KernelHost sets these headers out of the box

Every KernelHost web hosting plan ships its NGINX default vhost with HSTS, X-Frame-Options, X-Content-Type-Options, Referrer-Policy, Permissions-Policy and a conservative CSP already on. Customer domains do not need to configure anything, the values arrive automatically.

On KernelHost VPS and dedicated servers our server tweak bundle (auto-setup script) ships the same default configuration, plus per-vhost overrides via NGINX includes. Reaching A+ on securityheaders.com is a two-minute job there.

Privacy

The HTTP Header Inspector operates fully server-side on KernelHost infrastructure (Frankfurt FRA01, Germany). No external APIs, no third-party tracking.

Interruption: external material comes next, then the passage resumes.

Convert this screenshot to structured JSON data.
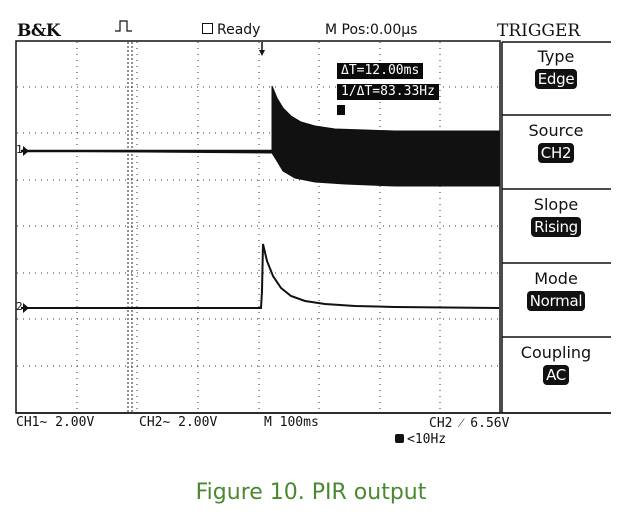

  • URLs you enter are used solely for the single request and are not persistently stored.
  • The target server's response is rendered in your browser and discarded from server memory afterwards.
  • Rate-limit data only holds an anonymous hash of the client IP for up to 60 seconds, to prevent abuse.
  • The outbound request to the target URL carries the User-Agent KernelHost-Header-Inspector/1.0 and no cookies or auth headers whatsoever.

Frequently asked questions

Why do I not see the same status code as my browser?

Some sites return different responses depending on user-agent or cookie state. The inspector uses a clean user-agent without cookies, that is the raw server response. With geo blocks or A/B tests the code may differ.

What does 405 or 501 mean for a HEAD response?

405 Method Not Allowed or 501 Not Implemented means the server blocks HEAD requests. The inspector then switches automatically to GET and discards the body. The result row reads "Method: GET" instead of "HEAD".

Why does TLS verification fail when my browser shows no problem?

Browsers often accept older roots or additional Microsoft/Mozilla/Apple curated roots that are not in the OpenSSL default trust store. Self-signed certificates, internally signed certs, or a missing intermediate are the most common causes.

Can I check http:// URLs as well?

Yes. The inspector accepts both http:// and https://. With http:// there is no TLS block, but you see the server's HSTS response (or lack thereof) and the redirect chain to the https:// variant.

Are private IPs supported (192.168, 10.x, ::1)?

No, for security reasons. The server checks every hostname against a public-IP filter before the request (RFC1918, loopback, link-local and reserved are blocked), to prevent SSRF attacks against internal KernelHost infrastructure.

What is the maximum redirect depth the inspector follows?

Up to 10 redirects, then curl aborts. More than 10 hops in practice almost always indicates a loop or misconfiguration and is reported as an error in the response.

Why do I not see a Set-Cookie header even though the page sets cookies?

Set-Cookie appears only in the immediate server response, not after a redirect. If the final page set the cookie earlier (during a redirect hop), it appears in the redirect chain rather than in the header table. Many modern SPAs additionally set cookies only via JavaScript login, which a server-side inspector cannot see by design.

Are HTTP/3 or QUIC detected?

The request runs over HTTP/1.1 or HTTP/2 (depending on the libcurl build, the KernelHost container uses HTTP/2). An alt-svc header in the response indicates whether the server additionally offers HTTP/3, but the request itself runs over the established H1/H2 connection.